Disease impacting big birds that feed on carrion
By Mike Lynch
Bald eagles are testing positive for a highly contagious form of avian flu more frequently than any other bird in New York state, records show.
A database maintained by the U.S. Department of Agriculture shows that 19 bald eagles have tested positive, including several in the Adirondacks. All the eagles and other birds on the USDA’s list have died.
That includes six eagles from Clinton, Franklin, Jefferson, Washington and Saratoga counties.
The problem could also be compounded because the infections occurred during the breeding season and the virus can be passed from adults to their young.
There are 170 nesting pairs of bald eagles in New York state, according to the state Department of Environmental Conservation’s website.
Lead poisoning also a problem
Krysten Schuler is a wildlife disease ecologist with the College of Veterinary Medicine at Cornell University, which does contract work for the state’s wildlife health program. As part of her work, Schulter has been testing birds for the virus.
Schuler said that Cornell is studying a possible link with lead poisoning.
Lead exposure isn’t necessarily killing eagles, but it makes them less able to fight off infectious diseases or deal with other threats.
“They’re sort of stretched to the max,” she said. “Their checkbooks are sort of maxed out.
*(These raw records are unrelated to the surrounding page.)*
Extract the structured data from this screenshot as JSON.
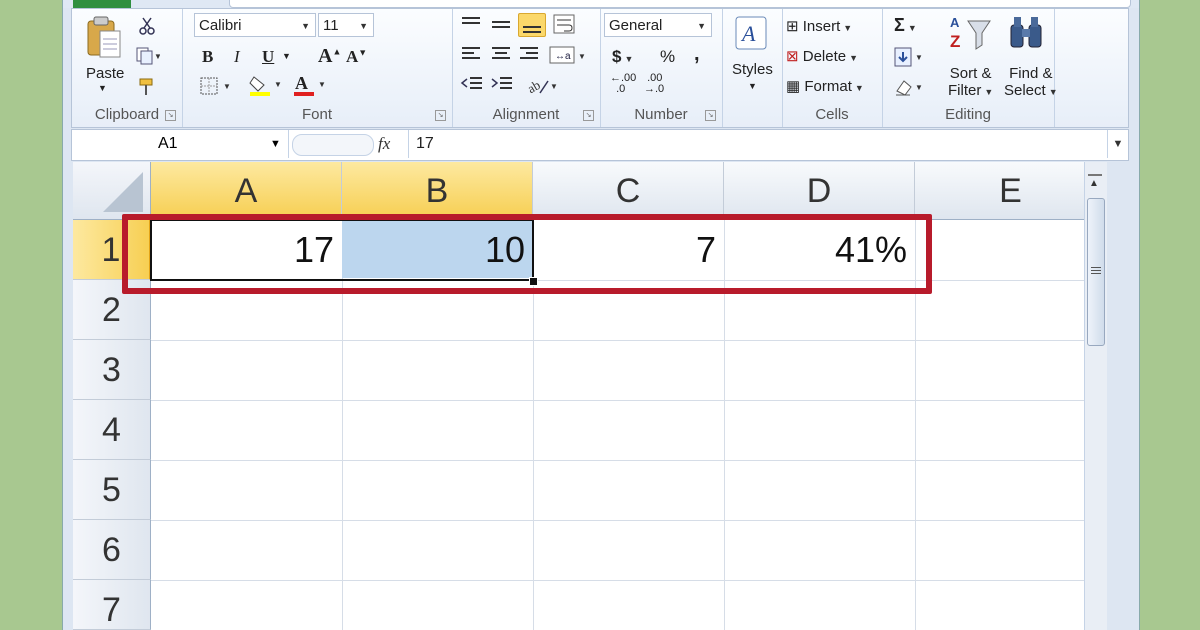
{
  "ribbon": {
    "clipboard": {
      "paste": "Paste",
      "label": "Clipboard"
    },
    "font": {
      "name": "Calibri",
      "size": "11",
      "label": "Font",
      "bold": "B",
      "italic": "I",
      "underline": "U"
    },
    "alignment": {
      "label": "Alignment"
    },
    "number": {
      "format": "General",
      "currency": "$",
      "percent": "%",
      "comma": ",",
      "label": "Number",
      "inc_decimal": ".00",
      "dec_decimal": ".00"
    },
    "styles": {
      "label": "Styles"
    },
    "cells": {
      "insert": "Insert",
      "delete": "Delete",
      "format": "Format",
      "label": "Cells"
    },
    "editing": {
      "sort1": "Sort &",
      "sort2": "Filter",
      "find1": "Find &",
      "find2": "Select",
      "label": "Editing",
      "sum": "Σ"
    }
  },
  "formula_bar": {
    "name_box": "A1",
    "fx": "fx",
    "value": "17"
  },
  "columns": [
    "A",
    "B",
    "C",
    "D",
    "E"
  ],
  "rows": [
    "1",
    "2",
    "3",
    "4",
    "5",
    "6",
    "7"
  ],
  "cells": {
    "A1": "17",
    "B1": "10",
    "C1": "7",
    "D1": "41%"
  },
  "colors": {
    "highlight_box": "#b81b2b",
    "selected_header": "#f7cf53",
    "selected_cell": "#bcd6ee"
  }
}
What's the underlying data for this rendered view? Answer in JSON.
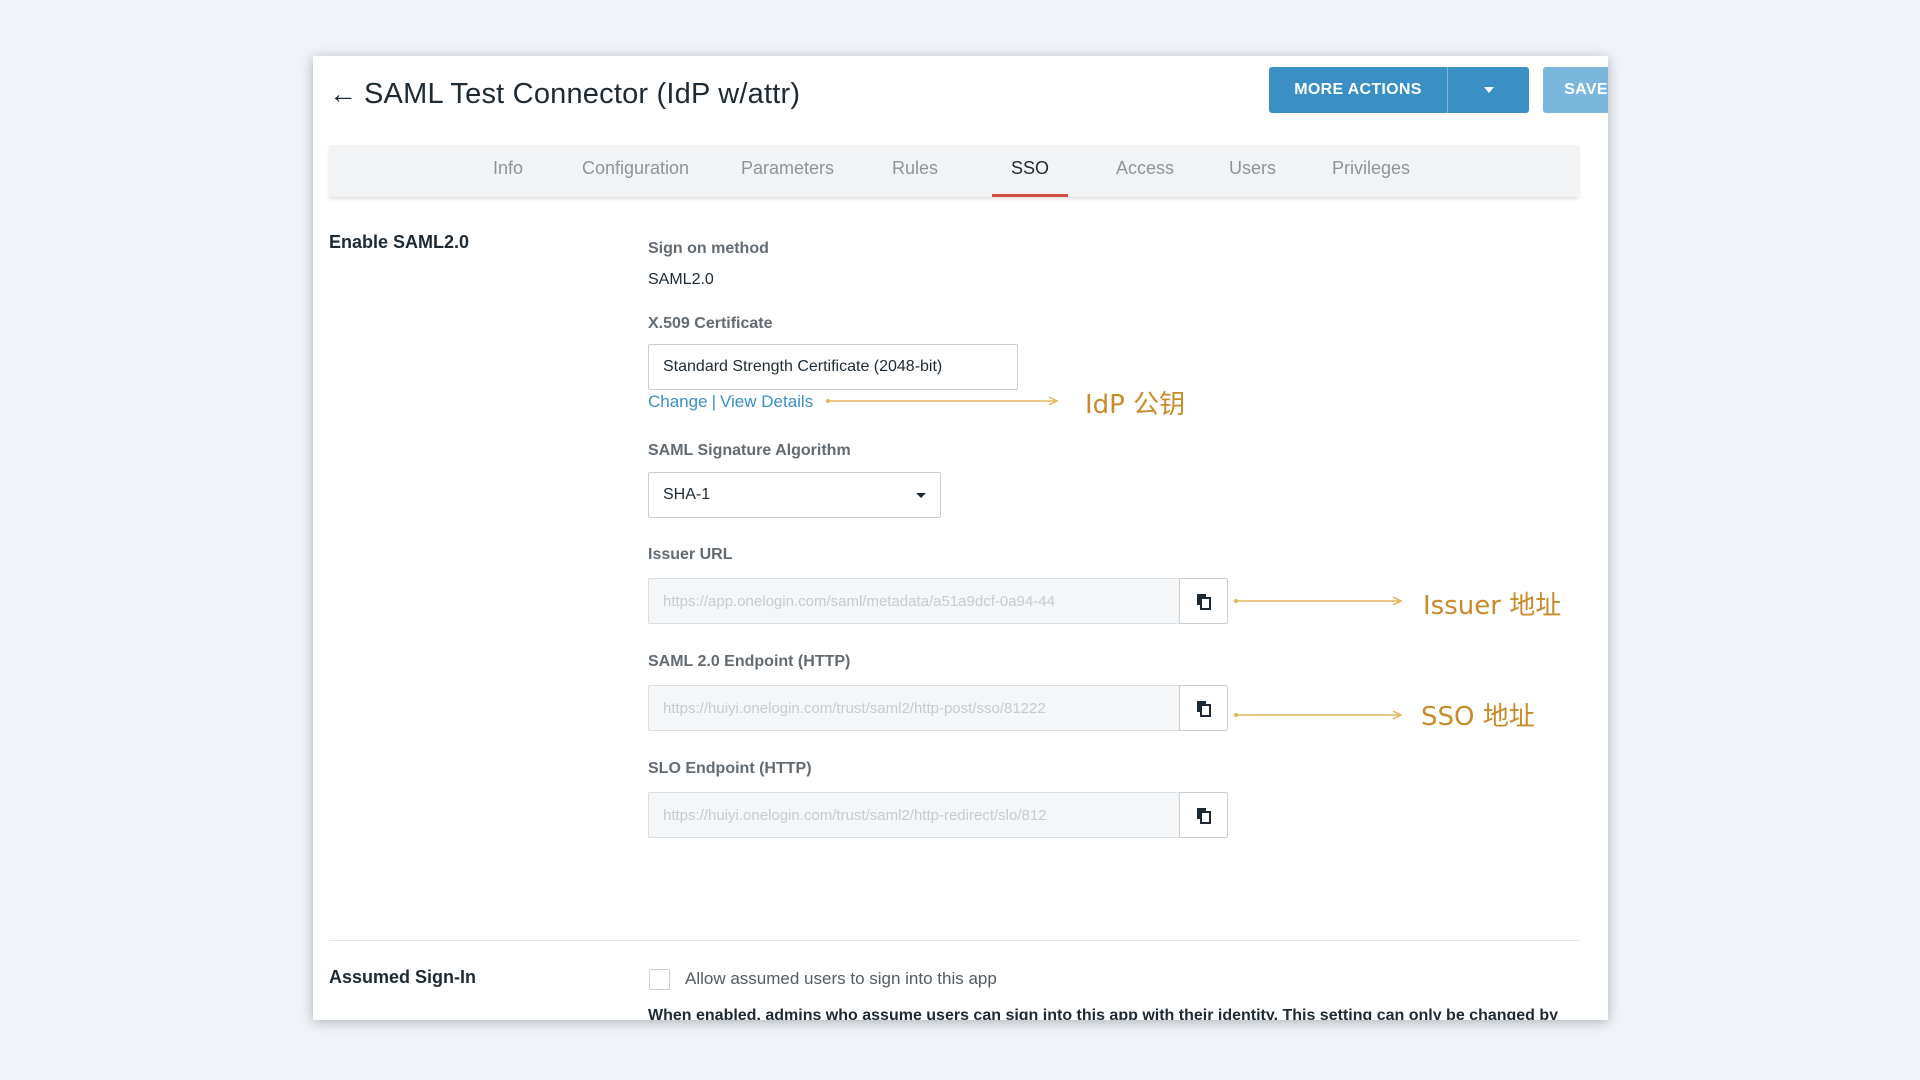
{
  "header": {
    "back_icon": "left-arrow-icon",
    "title": "SAML Test Connector (IdP w/attr)",
    "more_actions_label": "MORE ACTIONS",
    "save_label": "SAVE"
  },
  "tabs": [
    {
      "label": "Info",
      "active": false
    },
    {
      "label": "Configuration",
      "active": false
    },
    {
      "label": "Parameters",
      "active": false
    },
    {
      "label": "Rules",
      "active": false
    },
    {
      "label": "SSO",
      "active": true
    },
    {
      "label": "Access",
      "active": false
    },
    {
      "label": "Users",
      "active": false
    },
    {
      "label": "Privileges",
      "active": false
    }
  ],
  "sso": {
    "section_title": "Enable SAML2.0",
    "sign_on_method_label": "Sign on method",
    "sign_on_method_value": "SAML2.0",
    "certificate_label": "X.509 Certificate",
    "certificate_value": "Standard Strength Certificate (2048-bit)",
    "change_link": "Change",
    "link_separator": "|",
    "view_details_link": "View Details",
    "signature_algorithm_label": "SAML Signature Algorithm",
    "signature_algorithm_value": "SHA-1",
    "issuer_url_label": "Issuer URL",
    "issuer_url_value": "https://app.onelogin.com/saml/metadata/a51a9dcf-0a94-44",
    "saml_endpoint_label": "SAML 2.0 Endpoint (HTTP)",
    "saml_endpoint_value": "https://huiyi.onelogin.com/trust/saml2/http-post/sso/81222",
    "slo_endpoint_label": "SLO Endpoint (HTTP)",
    "slo_endpoint_value": "https://huiyi.onelogin.com/trust/saml2/http-redirect/slo/812"
  },
  "assumed": {
    "section_title": "Assumed Sign-In",
    "checkbox_label": "Allow assumed users to sign into this app",
    "checked": false,
    "note": "When enabled, admins who assume users can sign into this app with their identity. This setting can only be changed by the account owner. Note that the account owner can also completely disable the assume feature under Account -> Settings."
  },
  "annotations": {
    "idp_key": "IdP 公钥",
    "issuer": "Issuer 地址",
    "sso": "SSO 地址"
  },
  "colors": {
    "primary_button": "#3a8fc5",
    "save_button": "#7bb6dc",
    "active_tab_underline": "#d34b3f",
    "link": "#3a8fc5",
    "annotation": "#c98b2a",
    "page_background": "#f0f4f8"
  },
  "icons": {
    "copy": "copy-icon",
    "dropdown": "caret-down-icon"
  }
}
They’re still in the black but they could get pushed into the red.”
One way eagles get lead in their system is by eating carcasses of deer after the animals have been killed by hunters using lead bullets and left in the wild.
“Eagles see that as a free meal, then those tiny fragments of lead are readily absorbed through their digestive juices into their body, and their eagles are especially susceptible to lead,” Schuler said.
Schuler said foraging appears to determine which birds become infected. She noted that osprey, which feed on fish, aren’t getting the disease. However, raptors such as eagles, turkey vultures, hawks and owls apparently are picking it up. These species eat a variety of terrestrial mammals, including birds.
“The reason so many birds are being affected, like vultures and red-tailed hawks, is that they are likely scavenging other dead birds and getting infected that way,” Schuler said.
Cases in other birds
Eleven turkey vultures have tested positive, including three in St. Lawrence County and one in Warren County, according to the USDA. In addition, five great horned owls, two in Albany County and three in Long Island, have tested positive. Plus, seven red-tailed hawks are known to be infected, although none have been found in the Adirondack region.
Overall, avian flu has been tied to sickness among a wide variety of birds, including chickens and waterfowl. In New York, five Canada geese are known to have been infected, including two in Clinton County. Four snow geese, all in the Finger Lakes region, have tested positive.
Asked about the potential impact of avian flu on the eagle population, a DEC spokesman said “for most species, DEC does not anticipate a population impact related to HPAI (highly pathogenic avian influenza). However, it seems that bald eagles are succumbing to infection in significant numbers both in New York State and in some other states, so it is possible that HPAI may have an impact on eagle populations.”
DEC did note that the state’s eagle population has been increasing significantly since the 1970s. They are currently listed as a threatened species in New York.
DEC announced the presence of avian flu in the state on April 20.